Kyen sighed and shook his head.

“Being a fair damsel has its advantages, you know.” Beaming, Adeya sheathed her sword. “It’s easy to lure honorable swordsmen into a false sense of security.” She walked with Kyen, chin held high, a hand on her hilt, and, together, they returned to the boulder where they’d left their things.

“Nobody will believe that I defeated the legendary Kyen of Avanna,” she said. “Does that make me the greatest swordswoman in Ellunon now?”

“Can you get a fire going?” he asked.

“Don’t be a sore loser.” She plopped to her knees and dragged the pack over. Digging out the flint and tinder, she shot him a glance.

At the edge of the camp, Kyen bent to collect fallen branches and brush with a forlorn expression. His gray eyes gazed unseeing at the wood he piled in his arms.

“I never thought I’d miss roads. But after three days in the foothills...” Adeya shook her head. “What I wouldn’t give for a bath!”

He deposited the pile of wood next to her.

“Your black eye is looking better,” she said to his back as he walked away. Without an answer, he began to collect twigs and pine cones, so Adeya formed a nest in the tinder.

“I don’t know how you expect me to be trekking mountains all day, then training all evening.” She struck several sparks into the tinder and blew into the nest. It smoked then flared to flame. She set the nest down while Kyen brought over a mess of sticks.

He broke one and fed it to the growing flame.

“I bet you never had to train so hard.” Adeya, folding her hands in her lap, looked at him archly.

A smile quirked the side of his mouth.

“What? What are you smiling about?”

“Nothing.”

“Don’t lie, Kyen of Avanna.” She fixed him with an intense stare.

He picked up a pine cone. Crunching it in his hand, he scattered the bits into the fire. The flame licked at them eagerly. “Our blademasters would drive us into the Five Frowning Men—”

“The what?”

He looked up and nodded at the mountains. “The furthest peaks that ridge Norgard. Blades all the morning, then run the mountains—when we weren’t climbing—sometimes until full dark, before another session with blades.”

Adeya gaped at him. “Run?”

“Rather run than be flogged.” The flame danced in Kyen’s stormy eyes.

She grew pale.

“It’s how children of Avanna trained for the test where they’d earn their sword,” he said.

Her mouth fell open.

“At least, those that survived the mountains.” Kyen turned his gray eyes on her. “Does it really seem strange to you?”

“It seems terrible!” She sat up straight, outraged, and repeated, “Children?”

“My people were warriors—trained to deal death and to die well. It’s all they lived for,” he said. “I’m sure Isea is unpleasant in ways, too?”

“Like fathers constantly arranging suitors for their daughters? Absolutely.” Adeya snapped a branch and fed it to the growing campfire.

Kyen tumbled the rest of his sticks in.

Watching him gaze into the fire, she spoke up, “How come you never talk about Avanna?”
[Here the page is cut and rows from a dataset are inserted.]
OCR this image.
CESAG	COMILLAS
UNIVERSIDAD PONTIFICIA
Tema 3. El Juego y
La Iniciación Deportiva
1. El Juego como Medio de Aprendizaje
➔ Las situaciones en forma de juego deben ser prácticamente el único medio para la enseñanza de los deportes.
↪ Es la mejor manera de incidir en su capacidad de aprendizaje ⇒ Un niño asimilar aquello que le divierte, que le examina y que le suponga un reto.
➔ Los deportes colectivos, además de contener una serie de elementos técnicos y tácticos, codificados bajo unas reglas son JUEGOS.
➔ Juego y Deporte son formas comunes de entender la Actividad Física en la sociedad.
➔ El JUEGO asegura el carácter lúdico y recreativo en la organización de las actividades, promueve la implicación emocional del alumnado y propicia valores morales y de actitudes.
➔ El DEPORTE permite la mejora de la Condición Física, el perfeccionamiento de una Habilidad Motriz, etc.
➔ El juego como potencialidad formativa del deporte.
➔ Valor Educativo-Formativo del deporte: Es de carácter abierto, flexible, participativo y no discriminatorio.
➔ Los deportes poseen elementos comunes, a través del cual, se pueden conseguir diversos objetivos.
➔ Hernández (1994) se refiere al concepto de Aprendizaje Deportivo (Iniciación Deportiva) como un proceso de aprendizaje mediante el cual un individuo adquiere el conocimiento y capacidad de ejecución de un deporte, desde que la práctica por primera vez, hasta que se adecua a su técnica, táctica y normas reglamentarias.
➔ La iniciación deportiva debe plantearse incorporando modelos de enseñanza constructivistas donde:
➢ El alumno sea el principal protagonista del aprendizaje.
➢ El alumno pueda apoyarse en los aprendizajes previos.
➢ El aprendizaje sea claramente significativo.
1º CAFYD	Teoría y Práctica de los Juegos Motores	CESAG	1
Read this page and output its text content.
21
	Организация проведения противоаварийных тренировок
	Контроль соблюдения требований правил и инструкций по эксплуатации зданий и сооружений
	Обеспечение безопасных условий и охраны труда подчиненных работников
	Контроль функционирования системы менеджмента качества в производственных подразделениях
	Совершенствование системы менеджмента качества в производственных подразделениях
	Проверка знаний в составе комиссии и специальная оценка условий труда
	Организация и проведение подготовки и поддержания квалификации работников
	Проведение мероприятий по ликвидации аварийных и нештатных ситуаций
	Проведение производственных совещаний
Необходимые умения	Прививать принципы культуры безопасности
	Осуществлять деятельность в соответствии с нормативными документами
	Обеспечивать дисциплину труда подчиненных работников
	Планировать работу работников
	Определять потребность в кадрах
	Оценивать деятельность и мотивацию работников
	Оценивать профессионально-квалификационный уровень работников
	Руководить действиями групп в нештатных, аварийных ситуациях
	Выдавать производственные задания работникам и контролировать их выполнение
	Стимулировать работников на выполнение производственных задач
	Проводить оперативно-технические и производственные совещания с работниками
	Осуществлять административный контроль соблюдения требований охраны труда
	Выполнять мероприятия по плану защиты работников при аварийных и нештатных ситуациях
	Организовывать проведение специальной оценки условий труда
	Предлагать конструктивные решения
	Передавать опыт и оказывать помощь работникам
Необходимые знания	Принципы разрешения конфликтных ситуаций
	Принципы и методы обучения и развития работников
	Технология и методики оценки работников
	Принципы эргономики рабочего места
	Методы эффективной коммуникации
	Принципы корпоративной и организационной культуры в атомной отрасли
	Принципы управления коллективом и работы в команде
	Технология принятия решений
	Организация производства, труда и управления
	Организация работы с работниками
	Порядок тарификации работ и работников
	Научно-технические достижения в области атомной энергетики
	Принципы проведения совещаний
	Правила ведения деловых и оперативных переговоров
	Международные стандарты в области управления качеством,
He prodded the fire, frowning.

“That’s the first time I’ve ever heard you mention it,” she said.

“It’s… It’s not... What’s there to say?”

“I don’t know. You had a family? Friends? A town you grew up in?”

“None of it seems worth mentioning.” He kept prodding the fire.

“Don’t you have any good memories?”

“I suppose so…” said Kyen. “Most everyone is dead now. Dwelling on memories doesn’t do me any good.”

Adeya’s eyes grew bright as she watched him, but Kyen avoided looking at her. He sat back, his gaze wandering to the mountains’ peaks.

The Arc had long disappeared behind them. The clouds, spreading down from the Five Frowning Men, cascaded around the shoulders of the nearer peaks. Great thunderheads rose up behind them.

“We might need a more sheltered campsite tonight,” said Kyen.

She followed his gaze up and moaned. “Not another storm?”